I awaken in the shadows, ravenous for words, hungering for delicacies dripping with dread.
My poet in the black frock coat kneels in prayer beneath the windows in the ceiling that bathe his head in a weak winter light, bronzing his brown curls and the back of his neck. He bends his face toward the floorboards, toward the crypt down below him, and I will the spirits of the dead beneath him to whisper a song:
Once upon a dark December, in a year we must remember,
Morbid mounds of ash and ember told a gruesome tale of gore—
Ah, there now—he lifts his face, sensing my presence. I smell the incense of his imagination kindling. A small shudder quivers through him.
In his mind, I’m a girl with ashen skin and raven hair who watches him from the walls with raptor eyes. He smells the smoke that still clings to me from the flames that sparked me to life all those years ago, when his mother drew her last breath in a cold and silent room. He envisions me as a young woman draped in one of the high-waisted dresses all the fashionable ladies once wore—gossamer, Grecian-inspired gowns that fluttered in the breezes of his childhood.
Oh, Lord—how my hunger worsens! How I crave a tale of horror that will appease my groaning soul. Dream again, poet, of your other lost lady—the one you call “Helen,” who lies in a grave up on Shockoe Hill.

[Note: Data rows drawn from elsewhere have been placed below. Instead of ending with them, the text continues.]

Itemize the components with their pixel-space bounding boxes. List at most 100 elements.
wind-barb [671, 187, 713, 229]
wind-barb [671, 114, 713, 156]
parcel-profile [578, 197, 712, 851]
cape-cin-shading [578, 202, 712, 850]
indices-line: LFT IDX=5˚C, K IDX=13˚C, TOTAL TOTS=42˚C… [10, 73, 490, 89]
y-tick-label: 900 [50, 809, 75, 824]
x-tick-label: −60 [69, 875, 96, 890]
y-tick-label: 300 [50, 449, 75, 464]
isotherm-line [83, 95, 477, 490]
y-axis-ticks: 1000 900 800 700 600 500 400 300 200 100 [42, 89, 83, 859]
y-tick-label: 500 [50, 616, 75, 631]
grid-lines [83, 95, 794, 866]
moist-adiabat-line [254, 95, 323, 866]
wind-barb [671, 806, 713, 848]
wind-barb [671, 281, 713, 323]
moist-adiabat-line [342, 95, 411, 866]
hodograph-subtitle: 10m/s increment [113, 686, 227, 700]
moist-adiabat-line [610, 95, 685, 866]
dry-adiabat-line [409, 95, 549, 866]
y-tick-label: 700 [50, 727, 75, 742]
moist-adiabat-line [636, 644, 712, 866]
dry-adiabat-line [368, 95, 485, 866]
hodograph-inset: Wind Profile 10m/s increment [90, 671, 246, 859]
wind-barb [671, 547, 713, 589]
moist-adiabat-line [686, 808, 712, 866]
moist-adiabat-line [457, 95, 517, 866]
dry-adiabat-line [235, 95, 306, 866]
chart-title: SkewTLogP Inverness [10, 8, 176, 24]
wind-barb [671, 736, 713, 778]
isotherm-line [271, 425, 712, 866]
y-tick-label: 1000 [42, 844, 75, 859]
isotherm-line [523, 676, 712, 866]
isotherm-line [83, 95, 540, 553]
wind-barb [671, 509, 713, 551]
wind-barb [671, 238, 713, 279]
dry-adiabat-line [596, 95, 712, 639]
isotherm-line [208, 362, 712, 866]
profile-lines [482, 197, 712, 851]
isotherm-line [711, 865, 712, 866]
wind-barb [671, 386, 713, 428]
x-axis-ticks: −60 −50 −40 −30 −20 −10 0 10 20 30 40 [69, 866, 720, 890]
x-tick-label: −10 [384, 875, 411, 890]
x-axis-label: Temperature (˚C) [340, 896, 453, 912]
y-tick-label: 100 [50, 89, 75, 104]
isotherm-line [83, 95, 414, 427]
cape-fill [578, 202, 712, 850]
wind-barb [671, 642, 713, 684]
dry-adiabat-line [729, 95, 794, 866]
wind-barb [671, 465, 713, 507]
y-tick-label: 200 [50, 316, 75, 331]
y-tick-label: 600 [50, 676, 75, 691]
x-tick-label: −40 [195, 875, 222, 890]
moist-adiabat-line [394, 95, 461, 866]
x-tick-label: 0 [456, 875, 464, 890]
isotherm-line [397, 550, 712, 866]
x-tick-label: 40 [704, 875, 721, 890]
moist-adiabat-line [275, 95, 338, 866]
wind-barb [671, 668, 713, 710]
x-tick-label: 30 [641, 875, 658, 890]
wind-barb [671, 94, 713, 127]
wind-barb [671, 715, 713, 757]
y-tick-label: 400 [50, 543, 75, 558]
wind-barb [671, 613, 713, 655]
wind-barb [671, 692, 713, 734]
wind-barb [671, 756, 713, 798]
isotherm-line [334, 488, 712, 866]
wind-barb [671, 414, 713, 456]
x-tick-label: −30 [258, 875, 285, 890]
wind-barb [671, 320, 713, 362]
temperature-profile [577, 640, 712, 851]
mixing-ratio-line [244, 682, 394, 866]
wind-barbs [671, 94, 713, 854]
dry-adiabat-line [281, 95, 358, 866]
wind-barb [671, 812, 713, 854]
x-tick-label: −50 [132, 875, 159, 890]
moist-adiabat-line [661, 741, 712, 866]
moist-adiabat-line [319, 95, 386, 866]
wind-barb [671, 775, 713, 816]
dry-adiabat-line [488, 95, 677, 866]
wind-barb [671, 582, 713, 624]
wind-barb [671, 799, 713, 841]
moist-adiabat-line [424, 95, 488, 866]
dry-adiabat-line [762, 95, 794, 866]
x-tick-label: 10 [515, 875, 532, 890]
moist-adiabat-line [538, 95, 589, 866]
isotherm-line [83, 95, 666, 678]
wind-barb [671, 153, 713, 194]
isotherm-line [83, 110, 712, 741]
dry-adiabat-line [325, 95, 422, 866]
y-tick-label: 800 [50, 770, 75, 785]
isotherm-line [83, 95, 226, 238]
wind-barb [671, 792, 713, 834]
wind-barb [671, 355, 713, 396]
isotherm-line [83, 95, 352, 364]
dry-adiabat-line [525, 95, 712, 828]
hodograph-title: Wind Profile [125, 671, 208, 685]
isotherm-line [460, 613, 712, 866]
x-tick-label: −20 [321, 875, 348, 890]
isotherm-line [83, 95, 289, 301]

I slither through the shadows, my skirts swishing, sliding, scented with cinders. I don’t quite know for certain whether I truly am a girl, but that’s how my poet tends to think of me, and so I lengthen, and stretch, and wiggle curves into my hips. I thrust out my torso and plump up my breasts, reshaping myself into the silhouette of a young woman who hides in the warmth of the wood, and the nails, and the pale pink plaster. I creak and crawl in the wall on hands and knees, unseen, unheard by most, and set Edgar Poe’s imagination ablaze by conjuring images that astound and horrify him. I inspire him, and in turn, he offers me stories that strike sparks in the flint of my fluttery fragment of a heart.
The Right Reverend Bishop Moore opens his eyes mid-prayer and gapes in my direction.
He senses me, too—ha! ha!
Perhaps my strengthening heartbeat has loudened.
Perhaps my cravings rumble with thunderous wails through the church and shake the floor beneath the bishop’s leather soles.
Perhaps everyone hears the songs I’ve summoned from the dead in the crypt down below.
Edgar cracks a small smile at that last supposition.
“Silence your muses!” the bishop shouts to the congregation minutes later, and I crouch down in the dust of the floorboards and breathe the tang of anguish and terror trapped inside this haunted temple.
“The strongest among us,” says the bishop, “swiftly learned that to walk the path of righteousness, we must turn away from foolish temptations and imaginary realms before our passions grow unruly and wild—before the world views our extravagance.”
Unruly.
Wild.
Before the world views our extravagance.
My soul—so cramped, so sore and weary of entrapment in shadows—longs for unruliness, wildness.
I want the world to notice my poet. To notice me.
Wait until they see what’s coming. Oh, just wait and see . . .
The service ceases, and the congregation rises. With some tantalizing little nudges from me, my poet woos his beautiful, beloved Elmira, and then he tugs at the cream-colored cravat strangling him and plods toward the back of the church, his footfalls hammering out a steady cadence—a bold and beauteous trochaic octameter that empowers me to stretch even taller. His violet-gray eyes flit in my direction for the briefest of moments—long enough for me to join him.